One of our favorite questions during job interviews is: “What do you know about Chaos Engineering?”. While it is an intriguing practice, a lot of people have never heard about it. After explaining it’s about introducing chaos on production, most people react shocked. So what is it all about?
What is it?
In short, Chaos engineering is the discipline of experimenting on a software system in production to build confidence in the system’s capability to withstand turbulent and unexpected conditions. It is a practice invented by Netflix and adopted in more and more companies. They will, for example, automatically shut down servers and services to test the resiliency of the system. Do all your applications handle failures (infrastructure failures, network failures, or application failures) correctly? Do they have correct fallback flows?
Why should you do it?
Quality software is not only about pretty code. It should also be about resiliency. If a small gust of wind causes your application to endure critical failure, then you have an issue.
But why on production?
There are always differences in your setup between production and your test environments? Different scaling rules, different load/context. Although you should strive to have a test environment as equal as possible to production, there will always be differences. The Chaos Engineering culture starts from the principle that true resiliency can only be tested on a live system.
When not to do it?
Although we strongly believe in chaos by default. Sometimes there are good reasons why you shouldn’t introduce chaos on production. Or at least not continuously and automatically.

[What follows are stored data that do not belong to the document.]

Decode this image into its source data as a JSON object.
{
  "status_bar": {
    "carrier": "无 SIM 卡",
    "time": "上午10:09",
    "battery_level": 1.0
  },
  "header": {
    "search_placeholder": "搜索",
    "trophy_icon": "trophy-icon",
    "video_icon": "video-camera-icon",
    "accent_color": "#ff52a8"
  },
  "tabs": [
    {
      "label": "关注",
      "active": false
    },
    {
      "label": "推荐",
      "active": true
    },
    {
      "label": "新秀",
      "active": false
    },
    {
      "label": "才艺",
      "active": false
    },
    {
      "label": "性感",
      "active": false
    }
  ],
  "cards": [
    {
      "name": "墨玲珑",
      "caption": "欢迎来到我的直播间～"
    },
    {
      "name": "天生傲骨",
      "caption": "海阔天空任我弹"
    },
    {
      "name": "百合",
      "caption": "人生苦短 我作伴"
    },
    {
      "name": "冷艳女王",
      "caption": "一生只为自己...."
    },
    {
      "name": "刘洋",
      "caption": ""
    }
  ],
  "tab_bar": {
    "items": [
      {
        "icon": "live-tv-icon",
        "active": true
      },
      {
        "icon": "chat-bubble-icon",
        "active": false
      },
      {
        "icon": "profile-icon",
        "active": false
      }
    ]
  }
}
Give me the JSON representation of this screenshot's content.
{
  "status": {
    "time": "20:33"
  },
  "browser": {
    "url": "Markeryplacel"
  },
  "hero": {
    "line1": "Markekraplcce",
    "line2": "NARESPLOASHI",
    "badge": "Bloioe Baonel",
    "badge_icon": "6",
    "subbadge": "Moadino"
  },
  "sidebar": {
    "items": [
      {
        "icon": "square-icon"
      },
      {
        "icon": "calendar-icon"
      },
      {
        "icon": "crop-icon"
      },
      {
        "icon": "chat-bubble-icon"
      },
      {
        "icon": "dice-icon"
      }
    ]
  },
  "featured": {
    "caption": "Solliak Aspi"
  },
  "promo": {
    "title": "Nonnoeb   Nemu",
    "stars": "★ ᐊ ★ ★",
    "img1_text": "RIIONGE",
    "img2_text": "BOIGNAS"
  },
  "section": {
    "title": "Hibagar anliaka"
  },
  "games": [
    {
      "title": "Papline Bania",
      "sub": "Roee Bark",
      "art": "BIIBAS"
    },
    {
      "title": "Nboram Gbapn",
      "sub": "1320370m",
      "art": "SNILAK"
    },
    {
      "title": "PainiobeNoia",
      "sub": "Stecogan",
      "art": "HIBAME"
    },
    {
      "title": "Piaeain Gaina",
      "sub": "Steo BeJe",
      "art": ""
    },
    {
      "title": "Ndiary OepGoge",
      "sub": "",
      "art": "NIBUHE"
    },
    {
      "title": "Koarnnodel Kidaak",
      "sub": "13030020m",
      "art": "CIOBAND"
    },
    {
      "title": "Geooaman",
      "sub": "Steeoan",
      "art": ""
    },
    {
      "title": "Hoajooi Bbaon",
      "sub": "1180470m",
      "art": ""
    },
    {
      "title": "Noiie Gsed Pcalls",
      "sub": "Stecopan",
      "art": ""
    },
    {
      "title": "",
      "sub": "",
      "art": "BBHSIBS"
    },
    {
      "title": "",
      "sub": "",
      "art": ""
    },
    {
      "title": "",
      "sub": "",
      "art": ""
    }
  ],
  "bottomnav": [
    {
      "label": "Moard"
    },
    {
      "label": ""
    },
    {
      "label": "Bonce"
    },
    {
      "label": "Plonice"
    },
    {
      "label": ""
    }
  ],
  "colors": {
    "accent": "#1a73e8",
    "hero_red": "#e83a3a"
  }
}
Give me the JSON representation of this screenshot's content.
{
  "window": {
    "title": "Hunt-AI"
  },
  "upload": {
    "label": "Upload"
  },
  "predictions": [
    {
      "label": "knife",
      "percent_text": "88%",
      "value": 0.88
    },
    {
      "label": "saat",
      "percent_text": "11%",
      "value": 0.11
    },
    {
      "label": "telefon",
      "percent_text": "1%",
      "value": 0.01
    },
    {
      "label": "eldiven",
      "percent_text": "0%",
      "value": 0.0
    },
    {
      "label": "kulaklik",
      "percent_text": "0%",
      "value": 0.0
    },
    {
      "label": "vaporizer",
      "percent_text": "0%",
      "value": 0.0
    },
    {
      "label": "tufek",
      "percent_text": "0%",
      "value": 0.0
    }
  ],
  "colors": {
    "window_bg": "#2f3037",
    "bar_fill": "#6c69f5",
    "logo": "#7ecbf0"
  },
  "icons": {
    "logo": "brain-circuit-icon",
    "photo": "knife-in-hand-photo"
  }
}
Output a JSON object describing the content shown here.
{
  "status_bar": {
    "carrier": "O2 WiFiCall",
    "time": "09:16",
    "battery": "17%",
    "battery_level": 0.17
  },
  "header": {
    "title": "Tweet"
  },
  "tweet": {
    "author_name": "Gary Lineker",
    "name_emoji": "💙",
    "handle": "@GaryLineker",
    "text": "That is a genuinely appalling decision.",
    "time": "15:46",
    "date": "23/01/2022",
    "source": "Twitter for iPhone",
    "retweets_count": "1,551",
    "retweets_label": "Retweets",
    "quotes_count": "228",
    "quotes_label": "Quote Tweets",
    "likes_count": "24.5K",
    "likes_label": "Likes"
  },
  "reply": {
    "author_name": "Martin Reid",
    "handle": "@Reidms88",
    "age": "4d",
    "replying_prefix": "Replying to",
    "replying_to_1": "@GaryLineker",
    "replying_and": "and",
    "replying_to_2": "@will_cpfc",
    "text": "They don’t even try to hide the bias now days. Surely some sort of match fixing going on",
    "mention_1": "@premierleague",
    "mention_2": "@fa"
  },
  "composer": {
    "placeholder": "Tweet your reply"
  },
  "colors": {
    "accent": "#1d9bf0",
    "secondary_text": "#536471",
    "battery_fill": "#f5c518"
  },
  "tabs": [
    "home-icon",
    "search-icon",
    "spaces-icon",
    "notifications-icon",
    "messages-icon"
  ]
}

At ‘DPG Media’ (formerly known as ‘De Persgroep’), we implement chaos by default on all our applications. However, one of the third-party applications of ‘DPG Media’ relies on sticky user sessions. It means that if we kill servers in our Chaos processes, these users lose their connection and need to log in again. Third-party software often has known issues that will never be resolved by the supplier. In my opinion, it is a good example of software that is not chaos-ready. You don’t want users to be automatically logged out, every time your Chaos process triggers and tests your resiliency. That would be user bullying.
Yes, you should do chaos by default. But if it has user impact like the example above, maybe consider it a scheduled process at acceptable intervals. We should test our systems for resiliency to improve the quality of products, not to bully your users at regular/random intervals.
Chaos Monkey is a tool developed by Netflix to automatically introduce chaos to your system. It can, for example, be installed on AWS cloud infrastructure to terminate servers behind load balancers. Does your setup automatically start up new healthy and correctly configured servers? Does your software handle the broken connection correctly? Let the monkey try it out for you!